Analyze an event for security risks. This is a convenience method that checks if the event is an action and calls security_risk() if it is. Non-action events return None.
  • Parameters: event – The event to analyze
  • Returns: ActionSecurityRisk if event is an action, None otherwise

analyze_pending_actions()

Analyze all pending actions in a conversation. This method gets all unmatched actions from the conversation state and analyzes each one for security risks.
  • Parameters: conversation – The conversation to analyze
  • Returns: List of tuples containing (action, risk_level) for each pending action

model_config = (configuration object)

Configuration for the model, should be a dictionary conforming to [ConfigDict][pydantic.config.ConfigDict].
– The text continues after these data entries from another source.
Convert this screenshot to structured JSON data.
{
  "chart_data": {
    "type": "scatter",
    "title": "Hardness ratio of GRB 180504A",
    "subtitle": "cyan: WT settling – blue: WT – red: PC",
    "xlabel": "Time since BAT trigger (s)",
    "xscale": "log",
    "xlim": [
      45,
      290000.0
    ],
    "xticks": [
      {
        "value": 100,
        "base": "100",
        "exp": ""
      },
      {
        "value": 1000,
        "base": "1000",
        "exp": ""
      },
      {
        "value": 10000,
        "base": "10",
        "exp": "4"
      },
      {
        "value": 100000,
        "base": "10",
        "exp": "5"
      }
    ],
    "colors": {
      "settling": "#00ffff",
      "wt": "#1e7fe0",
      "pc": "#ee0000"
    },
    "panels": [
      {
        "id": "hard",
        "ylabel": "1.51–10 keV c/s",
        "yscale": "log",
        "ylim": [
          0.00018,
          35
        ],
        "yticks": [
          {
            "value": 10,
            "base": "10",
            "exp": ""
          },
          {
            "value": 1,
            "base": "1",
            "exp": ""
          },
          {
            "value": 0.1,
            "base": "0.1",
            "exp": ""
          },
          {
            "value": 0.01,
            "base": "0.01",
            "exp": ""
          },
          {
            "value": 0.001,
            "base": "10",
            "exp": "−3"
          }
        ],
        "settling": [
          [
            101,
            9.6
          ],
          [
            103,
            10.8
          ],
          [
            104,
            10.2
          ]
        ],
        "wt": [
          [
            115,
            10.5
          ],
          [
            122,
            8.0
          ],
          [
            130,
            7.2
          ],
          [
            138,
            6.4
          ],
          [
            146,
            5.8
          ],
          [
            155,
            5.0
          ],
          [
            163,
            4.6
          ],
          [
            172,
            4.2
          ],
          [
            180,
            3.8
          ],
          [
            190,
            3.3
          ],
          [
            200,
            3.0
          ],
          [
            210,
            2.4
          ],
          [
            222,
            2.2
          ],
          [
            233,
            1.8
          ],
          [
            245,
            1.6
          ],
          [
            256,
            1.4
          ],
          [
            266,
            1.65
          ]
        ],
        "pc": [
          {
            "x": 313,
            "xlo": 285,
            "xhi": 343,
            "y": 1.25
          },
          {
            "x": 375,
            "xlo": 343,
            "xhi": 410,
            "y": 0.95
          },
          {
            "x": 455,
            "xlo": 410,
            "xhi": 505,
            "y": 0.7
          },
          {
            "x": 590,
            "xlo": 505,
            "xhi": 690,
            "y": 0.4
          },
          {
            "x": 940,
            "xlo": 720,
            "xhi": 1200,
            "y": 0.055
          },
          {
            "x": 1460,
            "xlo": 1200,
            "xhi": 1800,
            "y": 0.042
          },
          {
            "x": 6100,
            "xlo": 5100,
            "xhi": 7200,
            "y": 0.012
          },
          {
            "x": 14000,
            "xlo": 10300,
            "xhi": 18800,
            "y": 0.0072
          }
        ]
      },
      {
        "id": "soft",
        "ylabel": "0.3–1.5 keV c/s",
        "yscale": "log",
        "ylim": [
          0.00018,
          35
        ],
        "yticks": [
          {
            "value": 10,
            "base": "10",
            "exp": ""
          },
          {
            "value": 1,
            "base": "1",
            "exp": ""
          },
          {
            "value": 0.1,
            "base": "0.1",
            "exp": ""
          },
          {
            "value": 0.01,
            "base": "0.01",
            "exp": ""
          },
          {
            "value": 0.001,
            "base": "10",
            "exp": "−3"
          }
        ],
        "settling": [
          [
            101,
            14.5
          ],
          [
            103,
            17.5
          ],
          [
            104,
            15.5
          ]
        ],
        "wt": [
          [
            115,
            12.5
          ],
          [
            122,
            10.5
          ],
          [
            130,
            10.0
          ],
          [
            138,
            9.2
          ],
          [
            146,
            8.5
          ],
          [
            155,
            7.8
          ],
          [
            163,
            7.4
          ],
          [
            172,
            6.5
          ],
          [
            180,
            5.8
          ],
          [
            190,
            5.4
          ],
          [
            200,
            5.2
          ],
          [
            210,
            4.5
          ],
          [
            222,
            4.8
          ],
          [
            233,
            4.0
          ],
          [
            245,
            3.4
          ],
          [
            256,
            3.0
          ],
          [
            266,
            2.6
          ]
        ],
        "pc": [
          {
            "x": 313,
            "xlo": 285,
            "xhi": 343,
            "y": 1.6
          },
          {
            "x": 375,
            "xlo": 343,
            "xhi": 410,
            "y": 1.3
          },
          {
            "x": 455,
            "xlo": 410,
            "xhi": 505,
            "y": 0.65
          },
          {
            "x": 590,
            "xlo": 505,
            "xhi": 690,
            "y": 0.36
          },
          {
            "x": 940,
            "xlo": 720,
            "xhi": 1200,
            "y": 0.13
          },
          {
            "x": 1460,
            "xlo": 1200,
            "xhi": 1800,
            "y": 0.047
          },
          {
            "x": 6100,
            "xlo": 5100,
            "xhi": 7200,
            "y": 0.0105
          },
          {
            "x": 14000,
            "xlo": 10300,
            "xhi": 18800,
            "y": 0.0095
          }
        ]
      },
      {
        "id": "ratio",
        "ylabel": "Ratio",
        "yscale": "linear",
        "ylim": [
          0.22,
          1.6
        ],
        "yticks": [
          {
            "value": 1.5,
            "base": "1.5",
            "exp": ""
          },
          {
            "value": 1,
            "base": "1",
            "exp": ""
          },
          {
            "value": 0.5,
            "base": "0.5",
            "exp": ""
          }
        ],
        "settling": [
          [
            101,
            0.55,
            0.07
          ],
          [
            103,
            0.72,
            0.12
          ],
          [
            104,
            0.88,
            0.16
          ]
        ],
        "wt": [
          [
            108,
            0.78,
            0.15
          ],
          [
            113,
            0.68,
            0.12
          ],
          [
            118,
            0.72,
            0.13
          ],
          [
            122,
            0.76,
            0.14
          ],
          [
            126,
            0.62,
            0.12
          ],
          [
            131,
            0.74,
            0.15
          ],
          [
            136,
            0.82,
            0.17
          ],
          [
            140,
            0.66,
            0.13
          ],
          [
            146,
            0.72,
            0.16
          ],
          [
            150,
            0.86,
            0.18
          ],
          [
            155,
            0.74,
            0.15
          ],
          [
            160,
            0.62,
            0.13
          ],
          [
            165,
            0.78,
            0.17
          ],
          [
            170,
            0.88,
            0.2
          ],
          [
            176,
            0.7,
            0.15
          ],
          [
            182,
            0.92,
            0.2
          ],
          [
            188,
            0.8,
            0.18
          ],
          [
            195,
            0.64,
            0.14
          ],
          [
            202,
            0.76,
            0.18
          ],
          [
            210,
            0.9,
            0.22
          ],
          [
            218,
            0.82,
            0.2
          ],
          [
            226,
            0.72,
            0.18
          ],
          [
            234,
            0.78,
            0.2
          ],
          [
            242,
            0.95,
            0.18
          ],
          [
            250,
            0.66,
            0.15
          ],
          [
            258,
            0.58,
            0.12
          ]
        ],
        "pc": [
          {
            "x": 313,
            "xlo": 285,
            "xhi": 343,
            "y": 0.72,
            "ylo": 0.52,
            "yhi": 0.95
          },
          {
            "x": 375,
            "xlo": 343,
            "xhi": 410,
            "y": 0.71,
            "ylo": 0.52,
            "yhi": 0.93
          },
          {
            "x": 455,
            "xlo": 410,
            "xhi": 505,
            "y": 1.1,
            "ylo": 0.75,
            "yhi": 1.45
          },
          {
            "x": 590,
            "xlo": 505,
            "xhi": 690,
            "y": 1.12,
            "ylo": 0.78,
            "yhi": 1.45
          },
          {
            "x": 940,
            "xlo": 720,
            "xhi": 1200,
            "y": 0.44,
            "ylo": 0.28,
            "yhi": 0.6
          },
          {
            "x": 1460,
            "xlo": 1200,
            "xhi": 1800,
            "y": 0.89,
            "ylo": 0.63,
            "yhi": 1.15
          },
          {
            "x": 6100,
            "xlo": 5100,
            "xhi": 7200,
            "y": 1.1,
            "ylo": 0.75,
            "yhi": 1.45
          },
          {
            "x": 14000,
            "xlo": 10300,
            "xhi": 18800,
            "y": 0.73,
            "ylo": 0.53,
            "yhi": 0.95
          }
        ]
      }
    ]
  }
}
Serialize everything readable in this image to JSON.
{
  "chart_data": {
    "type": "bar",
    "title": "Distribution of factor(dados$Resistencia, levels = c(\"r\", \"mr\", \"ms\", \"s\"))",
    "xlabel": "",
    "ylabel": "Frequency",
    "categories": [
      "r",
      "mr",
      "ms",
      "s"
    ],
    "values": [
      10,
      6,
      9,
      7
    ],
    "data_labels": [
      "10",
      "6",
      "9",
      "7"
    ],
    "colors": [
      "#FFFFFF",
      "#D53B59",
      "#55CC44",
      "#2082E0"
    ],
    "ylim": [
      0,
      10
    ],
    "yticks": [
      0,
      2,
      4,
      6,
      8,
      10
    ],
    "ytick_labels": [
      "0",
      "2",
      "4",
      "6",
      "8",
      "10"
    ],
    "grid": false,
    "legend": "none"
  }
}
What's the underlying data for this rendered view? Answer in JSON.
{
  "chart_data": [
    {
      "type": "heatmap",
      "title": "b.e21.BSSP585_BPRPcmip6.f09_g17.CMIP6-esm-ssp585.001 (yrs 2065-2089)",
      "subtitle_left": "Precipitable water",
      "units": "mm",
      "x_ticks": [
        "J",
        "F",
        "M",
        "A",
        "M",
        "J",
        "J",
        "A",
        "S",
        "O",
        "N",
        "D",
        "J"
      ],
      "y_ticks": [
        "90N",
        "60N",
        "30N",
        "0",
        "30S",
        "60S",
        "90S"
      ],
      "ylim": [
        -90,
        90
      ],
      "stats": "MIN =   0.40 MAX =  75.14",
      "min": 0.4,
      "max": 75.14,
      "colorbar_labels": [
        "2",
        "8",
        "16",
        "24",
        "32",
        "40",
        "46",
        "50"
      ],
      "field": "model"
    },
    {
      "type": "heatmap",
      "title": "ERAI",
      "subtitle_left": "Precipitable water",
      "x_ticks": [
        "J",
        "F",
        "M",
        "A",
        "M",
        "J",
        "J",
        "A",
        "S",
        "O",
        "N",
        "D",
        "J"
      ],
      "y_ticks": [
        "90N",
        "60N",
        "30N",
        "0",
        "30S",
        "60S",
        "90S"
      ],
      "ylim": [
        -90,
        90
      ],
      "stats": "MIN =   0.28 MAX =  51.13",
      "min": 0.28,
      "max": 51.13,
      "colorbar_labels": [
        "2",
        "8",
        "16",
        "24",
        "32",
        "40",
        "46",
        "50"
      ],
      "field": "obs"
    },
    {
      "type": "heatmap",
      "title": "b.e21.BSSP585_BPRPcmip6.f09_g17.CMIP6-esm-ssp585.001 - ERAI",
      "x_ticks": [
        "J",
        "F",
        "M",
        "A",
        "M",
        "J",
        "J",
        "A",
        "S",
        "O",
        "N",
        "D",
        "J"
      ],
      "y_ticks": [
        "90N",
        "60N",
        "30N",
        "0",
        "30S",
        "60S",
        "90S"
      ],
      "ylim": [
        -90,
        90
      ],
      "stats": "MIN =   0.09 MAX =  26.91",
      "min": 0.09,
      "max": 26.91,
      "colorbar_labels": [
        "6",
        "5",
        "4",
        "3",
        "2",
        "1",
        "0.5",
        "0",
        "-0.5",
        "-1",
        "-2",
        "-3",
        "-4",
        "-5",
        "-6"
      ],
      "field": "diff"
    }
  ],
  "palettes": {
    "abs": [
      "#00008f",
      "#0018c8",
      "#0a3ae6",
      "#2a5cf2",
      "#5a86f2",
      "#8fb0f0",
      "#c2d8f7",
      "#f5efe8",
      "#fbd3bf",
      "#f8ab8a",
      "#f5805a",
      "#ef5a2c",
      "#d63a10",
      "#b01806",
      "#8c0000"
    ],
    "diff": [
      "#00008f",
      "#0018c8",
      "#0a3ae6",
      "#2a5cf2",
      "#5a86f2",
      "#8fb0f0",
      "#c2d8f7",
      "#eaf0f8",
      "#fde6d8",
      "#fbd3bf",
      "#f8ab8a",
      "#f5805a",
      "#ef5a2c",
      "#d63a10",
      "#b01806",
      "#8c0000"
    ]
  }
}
abstractmethod security_risk()

Evaluate the security risk of an ActionEvent. This is the core method that analyzes an ActionEvent and returns its risk level. Implementations should examine the action’s content, context, and potential impact to determine the appropriate risk level.
  • Parameters: action – The ActionEvent to analyze for security risks
  • Returns: ActionSecurityRisk enum indicating the risk level

should_require_confirmation()

Determine if an action should require user confirmation. This implements the default confirmation logic based on risk level and confirmation mode settings.
  • Parameters:
    • risk – The security risk level of the action
    • confirmation_mode – Whether confirmation mode is enabled
  • Returns: True if confirmation is required, False otherwise

class SecurityRisk

Bases: str, Enum Security risk levels for actions. Based on OpenHands security risk levels but adapted for agent-sdk. Integer values allow for easy comparison and ordering.

Properties

  • description: str Get a human-readable description of the risk level.
  • visualize: Text Return Rich Text representation of this risk level.

Methods

HIGH = ‘HIGH’

LOW = ‘LOW’

MEDIUM = ‘MEDIUM’

UNKNOWN = ‘UNKNOWN’

get_color()

Get the color for displaying this risk level in Rich text.

is_riskier()

Check if this risk level is riskier than another. Risk levels follow the natural ordering: LOW is less risky than MEDIUM, which is less risky than HIGH. UNKNOWN is not comparable to any other level. To make this act like a standard well-ordered domain, we reflexively consider risk levels to be riskier than themselves. That is: for risk_level in list(SecurityRisk): : assert risk_level.is_riskier(risk_level)

More concretely:

assert SecurityRisk.HIGH.is_riskier(SecurityRisk.HIGH) assert SecurityRisk.MEDIUM.is_riskier(SecurityRisk.MEDIUM) assert SecurityRisk.LOW.is_riskier(SecurityRisk.LOW) This can be disabled by setting the reflexive parameter to False.
  • Parameters: other (SecurityRisk*) – The other risk level to compare against. reflexive (bool*) – Whether the relationship is reflexive.
  • Raises: ValueError – If either risk level is UNKNOWN.